While shopping, you run into Larry, your accountant, who invites you to play tennis later in the week and comments on the local high school football team’s big win.
You knew the owners of most of the businesses you solicited and, in most cases, the rest of the employees that worked there. And you didn’t just know them by name – you knew who they were as people.
That familiarity led to trust because you weren’t doing business with a nameless, faceless brand – you were doing it with other human beings.
Social Business Provides Intimacy
As our society grew and businesses expanded with it, that intimacy and associated sense of trust disappeared.
This is part of the reason why social media’s entry into the space was such a game changer.
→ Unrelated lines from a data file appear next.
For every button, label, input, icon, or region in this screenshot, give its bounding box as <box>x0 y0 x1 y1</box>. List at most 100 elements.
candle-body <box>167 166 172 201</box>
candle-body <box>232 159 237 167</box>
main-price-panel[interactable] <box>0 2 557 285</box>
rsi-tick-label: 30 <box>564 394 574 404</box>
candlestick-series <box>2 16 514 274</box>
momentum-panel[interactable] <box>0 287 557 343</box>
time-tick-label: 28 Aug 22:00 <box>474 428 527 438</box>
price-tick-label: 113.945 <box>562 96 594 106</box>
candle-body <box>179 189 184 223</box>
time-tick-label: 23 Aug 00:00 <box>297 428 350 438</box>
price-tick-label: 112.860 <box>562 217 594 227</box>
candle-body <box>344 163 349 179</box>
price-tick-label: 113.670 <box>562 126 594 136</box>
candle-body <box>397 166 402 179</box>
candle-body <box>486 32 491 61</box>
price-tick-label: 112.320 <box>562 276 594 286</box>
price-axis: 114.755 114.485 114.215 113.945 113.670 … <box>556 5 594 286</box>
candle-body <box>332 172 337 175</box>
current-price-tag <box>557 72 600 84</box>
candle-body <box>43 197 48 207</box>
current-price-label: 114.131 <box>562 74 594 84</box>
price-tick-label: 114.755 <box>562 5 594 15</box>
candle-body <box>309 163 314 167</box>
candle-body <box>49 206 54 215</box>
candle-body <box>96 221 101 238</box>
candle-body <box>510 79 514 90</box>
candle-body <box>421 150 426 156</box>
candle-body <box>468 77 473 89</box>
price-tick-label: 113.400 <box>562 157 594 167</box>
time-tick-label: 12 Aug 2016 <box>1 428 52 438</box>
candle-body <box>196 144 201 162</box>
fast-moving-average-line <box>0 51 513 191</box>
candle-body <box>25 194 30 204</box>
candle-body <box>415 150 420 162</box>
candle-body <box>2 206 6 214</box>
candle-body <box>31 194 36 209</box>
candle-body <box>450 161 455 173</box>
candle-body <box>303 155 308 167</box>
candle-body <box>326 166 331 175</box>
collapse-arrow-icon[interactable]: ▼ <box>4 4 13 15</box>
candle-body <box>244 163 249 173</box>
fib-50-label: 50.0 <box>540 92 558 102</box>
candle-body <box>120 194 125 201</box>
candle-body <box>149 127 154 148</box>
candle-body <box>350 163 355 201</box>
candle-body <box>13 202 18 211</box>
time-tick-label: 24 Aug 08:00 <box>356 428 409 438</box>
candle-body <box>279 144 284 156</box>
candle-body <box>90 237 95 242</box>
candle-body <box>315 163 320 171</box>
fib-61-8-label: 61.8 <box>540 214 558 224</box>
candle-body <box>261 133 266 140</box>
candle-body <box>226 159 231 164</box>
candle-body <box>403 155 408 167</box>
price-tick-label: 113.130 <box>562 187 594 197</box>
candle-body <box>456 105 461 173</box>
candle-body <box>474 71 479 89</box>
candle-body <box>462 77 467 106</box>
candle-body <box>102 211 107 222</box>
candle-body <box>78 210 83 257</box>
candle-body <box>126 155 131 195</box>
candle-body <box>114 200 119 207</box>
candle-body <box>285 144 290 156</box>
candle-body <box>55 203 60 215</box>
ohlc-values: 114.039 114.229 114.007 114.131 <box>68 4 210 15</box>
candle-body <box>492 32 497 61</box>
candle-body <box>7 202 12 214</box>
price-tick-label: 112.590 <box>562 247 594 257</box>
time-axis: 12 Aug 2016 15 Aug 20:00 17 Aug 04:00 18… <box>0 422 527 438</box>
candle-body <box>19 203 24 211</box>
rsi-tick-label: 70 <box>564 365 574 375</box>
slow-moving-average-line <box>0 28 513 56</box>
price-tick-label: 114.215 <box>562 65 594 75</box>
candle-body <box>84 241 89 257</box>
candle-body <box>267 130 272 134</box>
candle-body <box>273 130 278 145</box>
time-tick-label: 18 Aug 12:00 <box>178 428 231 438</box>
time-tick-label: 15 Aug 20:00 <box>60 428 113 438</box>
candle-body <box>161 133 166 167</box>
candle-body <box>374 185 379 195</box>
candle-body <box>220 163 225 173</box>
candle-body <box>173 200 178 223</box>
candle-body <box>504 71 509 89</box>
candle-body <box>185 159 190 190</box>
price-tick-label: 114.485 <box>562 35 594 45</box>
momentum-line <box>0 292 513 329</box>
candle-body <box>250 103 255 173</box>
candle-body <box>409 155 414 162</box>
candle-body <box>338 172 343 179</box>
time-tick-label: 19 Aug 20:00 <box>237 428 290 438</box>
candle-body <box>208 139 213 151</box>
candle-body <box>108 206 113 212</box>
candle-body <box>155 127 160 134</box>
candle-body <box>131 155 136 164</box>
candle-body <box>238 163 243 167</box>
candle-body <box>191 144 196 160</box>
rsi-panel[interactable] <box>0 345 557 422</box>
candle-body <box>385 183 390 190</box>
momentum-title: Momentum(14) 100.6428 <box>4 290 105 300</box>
Suddenly, organizations (who use it correctly) are able to provide intimacy again.
They are able to provide it in a way that makes sense in our present day business climate, through a scalable digital package.
This is part of the reason we almost always encourage our clients to embrace the intimate nature of social media in their strategies. This helps their customers learn more about them, not just in relation to their business, but as real, live people.
There is often automatic pushback when the recommendation is made, however.
- “They don’t want to know about me.”
- “Why would they care about our team?”
- “Is that not self-serving? Egotistical? Off topic?”
Connection Builds Consumer Relationships
The fact is your consumer does care. They do want to know about the people who work there.
What makes us human is our connection to one another, and that connection is formed through our similarities, differences, backgrounds, experiences, and the way we encounter the world. It is through these things that bonds form.
These bonds go beyond customer/vendor to start developing relationships, which in turn, creates loyal customers, brand ambassadors, and an affinity which surpasses that of simply liking a product or service.
One could even say this type of intimacy is so important it should be seen as an inseparable part of your brand, operations, and customer service.
A Case Study
Recently, a client of ours sent an email to their client list, which highlighted one of their team members. It discussed some of his interests and activities outside of work. This email was really well done. It gave a great snapshot into his life and what he was passionate about.
Almost instantly, they started receiving emails and phone calls in response. Their clients were excited to finally be able to put both a face and a person to the man they talked to so often on the phone and had worked with (in many cases) for years.
This employee is very active in dog rescue, and many of the email recipients not only bonded with him through their mutual interests, but also introduced him to other people they thought might have similar interests.
The story was shared and new people were introduced to the company as a result.
Not only that, but this opportunity allowed the organization the ability to learn more about their clients as well – what they like, what they don’t like, and what they’re passionate about.
This mutual give and take is priceless and uncommon in the customer relationship.
The open rate of the email was one of the highest they’ve had, and the measurable results quite impressive.
A personal connection leads to a relationship, which then leads to trust.
Kinship Equals Purchase
Many of us are probably familiar with the famous quote from Jay Baer,
Social media creates kinship between companies and customers, and kinship equals purchase intent.
The concept of kinship is such an important one in our world today, both on a professional and a personal level. We are bombarded by superficial relationships, messages, and sales pitches daily. By providing our consumers the ability to authentically connect with us and create that sense of kinship, we are able to differentiate ourselves from the crowd, build relationships that last, and, in the end, support the bottom line.